No, Mogensen says. It’s all about efficiency.
“We are a logistics business,” he tells Business Insider. Passengers are the goods that need transporting from point A to point B, much in the way Amazon ships gardening equipment and Zara ships clothes — both companies Mogensen says he has looked to for inspiration.
Costs stay down because WOW air insists on focusing on what’s important and trimming the fat on all else. Each time the company buys planes, for example, it buys new. Mogensen says this adds fuel efficiency over buying older, used planes.
The company also tries to maximise revenue through a “load-based strategy,” rather than a price-based strategy. Instead of pricing tickets at an arbitrary cost relative to who buys and when — something the airline industry is notorious for — WOW tries to hit its profit margin for each flight by filling every seat at a lower price.
Demand is still greater at certain times of year, but WOW passengers can feel confident they didn’t spend $200 more on their ticket than the person next to them just because they booked on a Tuesday instead of a Thursday. Mogensen says the approach has paid off: 90% of all WOW air flights are completely full.
Getting people to Iceland
Jam-packed flights to Iceland weren’t the norm 50 years ago. Not even five.
For most of the 20th century, Iceland pretty much did its own thing. But as Zachary Crockett explained for Vox, the 2010 eruption of the volcano Eyjafjallajökull finally put Iceland on the map. Sensing an opening, the government launched a PR campaign painting the nation as the perfect place to see far-out fjords and sample its rich culture of music, dancing, and outdoor bathing.
Mogensen realised, however, that affordable options for visiting Iceland were few and far between. Aside from the low-cost airline Norwegian air, the only other local airline, Icelandair, ran (and still runs) well over $1,000 per flight. People couldn’t enjoy Iceland because they didn’t have a way to get there, Mogensen says.
So in 2011, a year after the eruption, he gave the world a low-cost solution.
For all the hubbub over WOW’s low prices, a substantial chunk of revenue comes from add-ons. Nearly everyone who books a flight to Iceland through WOW also rented a car on the site, booked a hotel, or signed up for an Iceland-only activity, such as a Northern Lights tour or snow-mobiling in the mountains, Mogensen says.
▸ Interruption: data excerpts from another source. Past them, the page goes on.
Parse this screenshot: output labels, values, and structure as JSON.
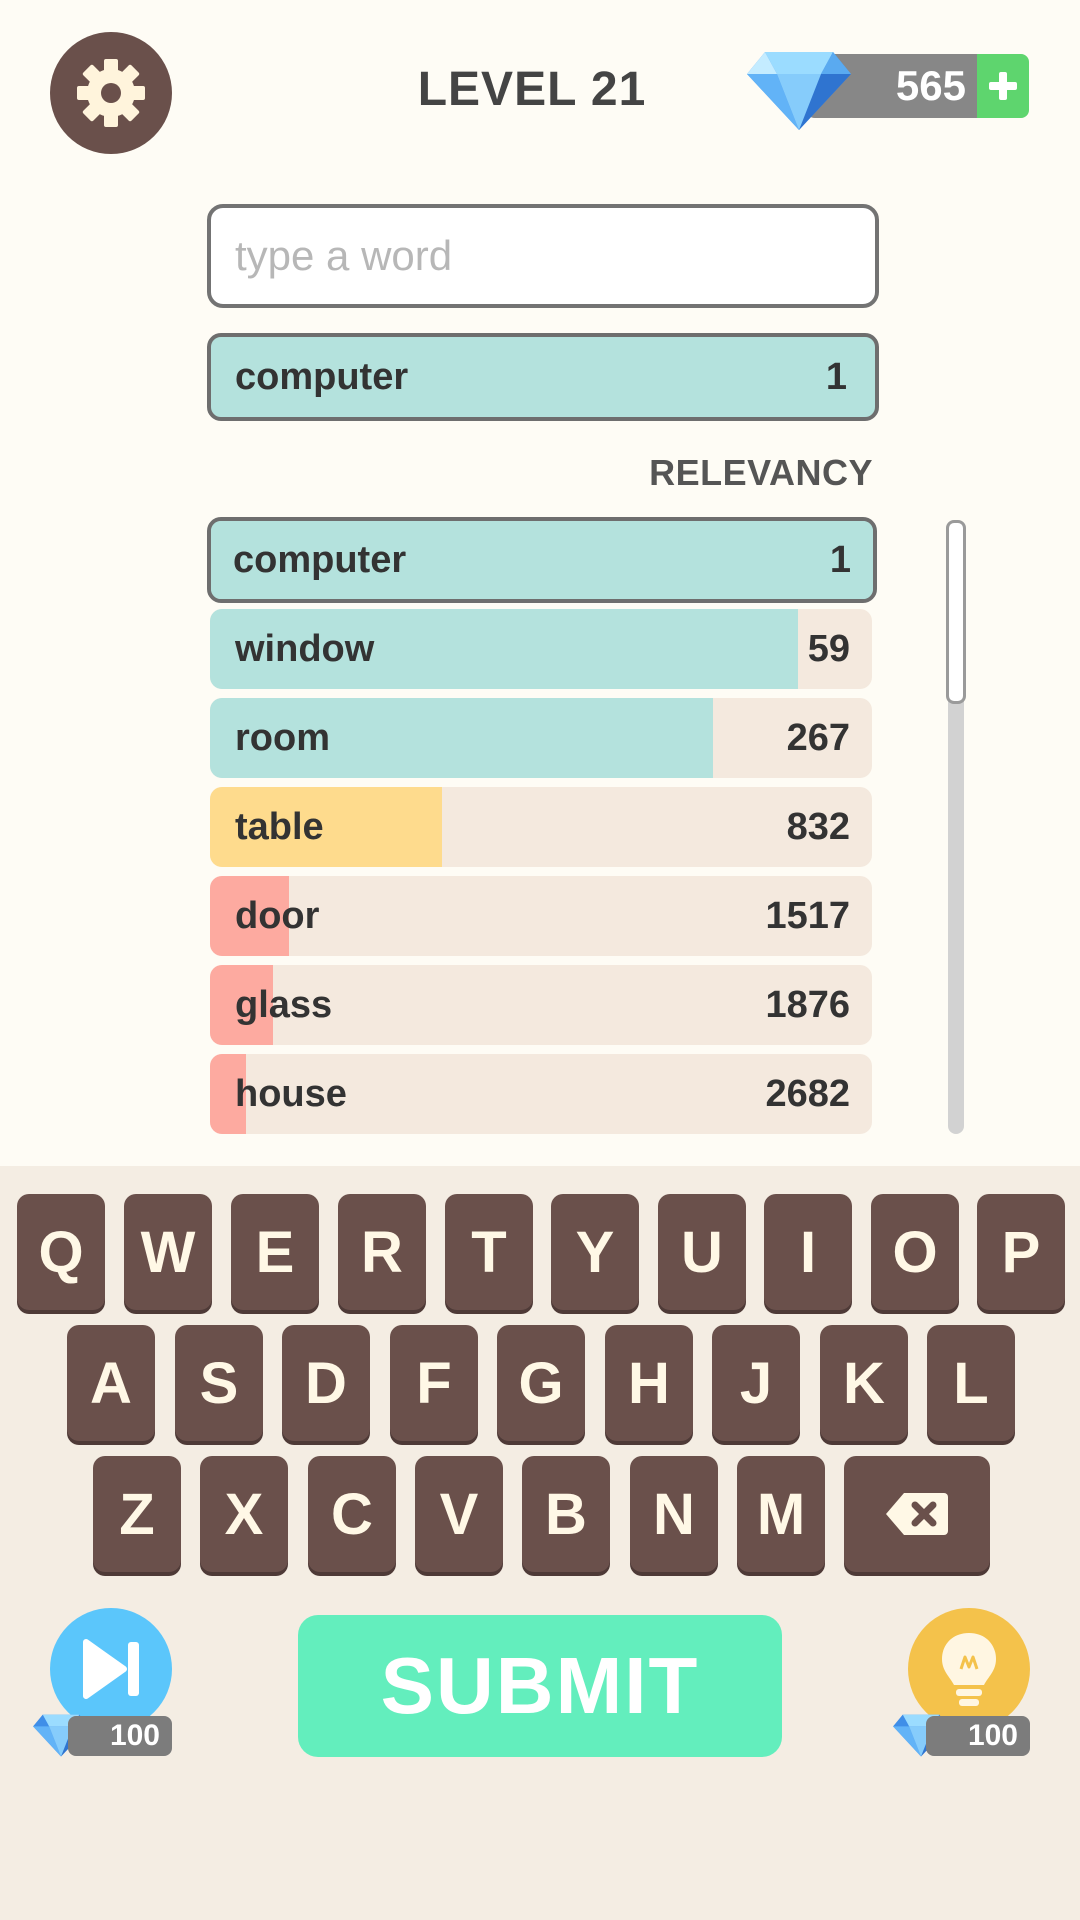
{
  "header": {
    "level_title": "LEVEL 21",
    "gem_count": "565",
    "plus_label": "+"
  },
  "input": {
    "placeholder": "type a word",
    "value": ""
  },
  "last_guess": {
    "word": "computer",
    "rank": "1"
  },
  "list_header": "RELEVANCY",
  "guesses": [
    {
      "word": "computer",
      "rank": "1",
      "fill": 1.0,
      "color": "#b4e2dd"
    },
    {
      "word": "window",
      "rank": "59",
      "fill": 0.888,
      "color": "#b4e2dd"
    },
    {
      "word": "room",
      "rank": "267",
      "fill": 0.76,
      "color": "#b4e2dd"
    },
    {
      "word": "table",
      "rank": "832",
      "fill": 0.35,
      "color": "#fedb8d"
    },
    {
      "word": "door",
      "rank": "1517",
      "fill": 0.12,
      "color": "#fdaaa0"
    },
    {
      "word": "glass",
      "rank": "1876",
      "fill": 0.095,
      "color": "#fdaaa0"
    },
    {
      "word": "house",
      "rank": "2682",
      "fill": 0.055,
      "color": "#fdaaa0"
    }
  ],
  "keyboard": {
    "row1": [
      "Q",
      "W",
      "E",
      "R",
      "T",
      "Y",
      "U",
      "I",
      "O",
      "P"
    ],
    "row2": [
      "A",
      "S",
      "D",
      "F",
      "G",
      "H",
      "J",
      "K",
      "L"
    ],
    "row3": [
      "Z",
      "X",
      "C",
      "V",
      "B",
      "N",
      "M"
    ]
  },
  "actions": {
    "submit_label": "SUBMIT",
    "skip_cost": "100",
    "hint_cost": "100"
  },
  "icons": {
    "settings": "gear-icon",
    "gem": "diamond-icon",
    "skip": "skip-forward-icon",
    "hint": "lightbulb-icon",
    "backspace": "backspace-icon"
  },
  "colors": {
    "accent_green": "#63eebd",
    "plus_green": "#5ed56e",
    "key_brown": "#6a504b",
    "close_teal": "#b4e2dd",
    "medium_yellow": "#fedb8d",
    "far_red": "#fdaaa0",
    "skip_blue": "#5bc6fb",
    "hint_yellow": "#f4c24b"
  }
}
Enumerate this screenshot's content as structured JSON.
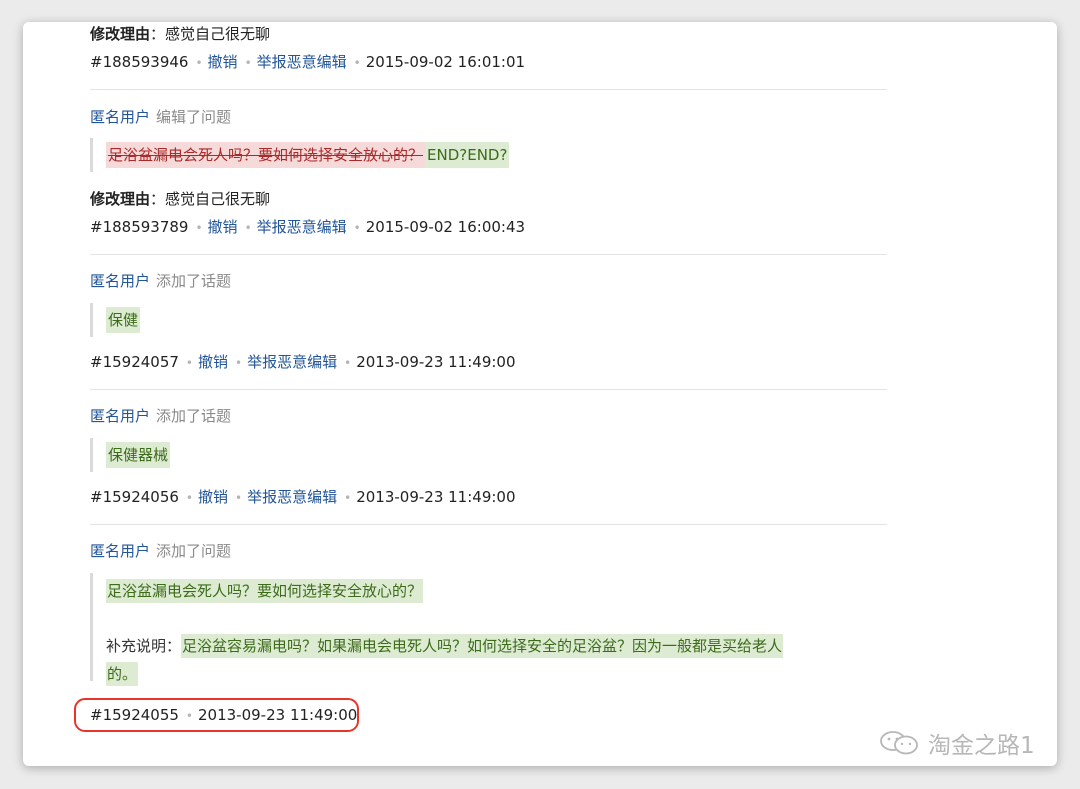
{
  "entries": [
    {
      "reason_label": "修改理由",
      "reason_sep": "：",
      "reason_text": "感觉自己很无聊",
      "id": "#188593946",
      "undo_label": "撤销",
      "report_label": "举报恶意编辑",
      "timestamp": "2015-09-02 16:01:01"
    },
    {
      "user": "匿名用户",
      "action": "编辑了问题",
      "deleted_text": "足浴盆漏电会死人吗？要如何选择安全放心的？",
      "inserted_text": "END?END?",
      "reason_label": "修改理由",
      "reason_sep": "：",
      "reason_text": "感觉自己很无聊",
      "id": "#188593789",
      "undo_label": "撤销",
      "report_label": "举报恶意编辑",
      "timestamp": "2015-09-02 16:00:43"
    },
    {
      "user": "匿名用户",
      "action": "添加了话题",
      "topic": "保健",
      "id": "#15924057",
      "undo_label": "撤销",
      "report_label": "举报恶意编辑",
      "timestamp": "2013-09-23 11:49:00"
    },
    {
      "user": "匿名用户",
      "action": "添加了话题",
      "topic": "保健器械",
      "id": "#15924056",
      "undo_label": "撤销",
      "report_label": "举报恶意编辑",
      "timestamp": "2013-09-23 11:49:00"
    },
    {
      "user": "匿名用户",
      "action": "添加了问题",
      "question": "足浴盆漏电会死人吗？要如何选择安全放心的？",
      "supplement_label": "补充说明：",
      "supplement_line1": "足浴盆容易漏电吗？如果漏电会电死人吗？如何选择安全的足浴盆？因为一般都是买给老人",
      "supplement_line2": "的。",
      "id": "#15924055",
      "timestamp": "2013-09-23 11:49:00"
    }
  ],
  "watermark": "淘金之路1",
  "colors": {
    "link": "#225599",
    "insert_bg": "#ddebd3",
    "delete_bg": "#f6dada",
    "highlight": "#e8352a"
  }
}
For people who know nothing about the country, WOW air’s online portal might be simply the easiest and most straightforward option. Mogensen says that’s by design. His 20-year background in mobile communications has made him realise the best way to help people get what they want is to be where they are.
Growing by thinking small
Now that WOW air has generated some buzz, Mogensen says the company plans to grow by doing what it does best: thinking small.
“One thing I use a lot internally and that I hope shows up externally as well, is that it doesn’t cost anything to smile,” he says.
WOW still struggles to keep up with the amenities of larger low-cost airlines, however. Unlike Jetblue, which offers free snacks, drinks, and Wifi, nothing on a WOW air flight is free except water. There is also no Wifi, even to purchase.
Those bells and whistles may come with time, but for now the company has chosen to focus on cutting costs across the board, for better or worse.
One big upside is that legacy airlines like Delta, American Airlines, and United may have the advantage of pure volume, but they lack the nimbleness that Mogensen has with WOW. They’re so fraught with baggage — old technology, ageing planes, underserved destinations — that consumers end up shouldering enormous costs just so the companies can stay in operation.
Meanwhile, WOW air is expanding without raising prices. Earlier this year it added LA and San Francisco to its list of American cities, flights you can still buy for $99 round-trip. Come Thanksgiving, the first WOW air flight will depart out of Newark. And early next year the company plans to set up shop in Miami.
Mogensen says he fights hard with his sales team not to raise prices through all this growth.
The little guy might get bigger, but he won’t soon forget what it was like to be small.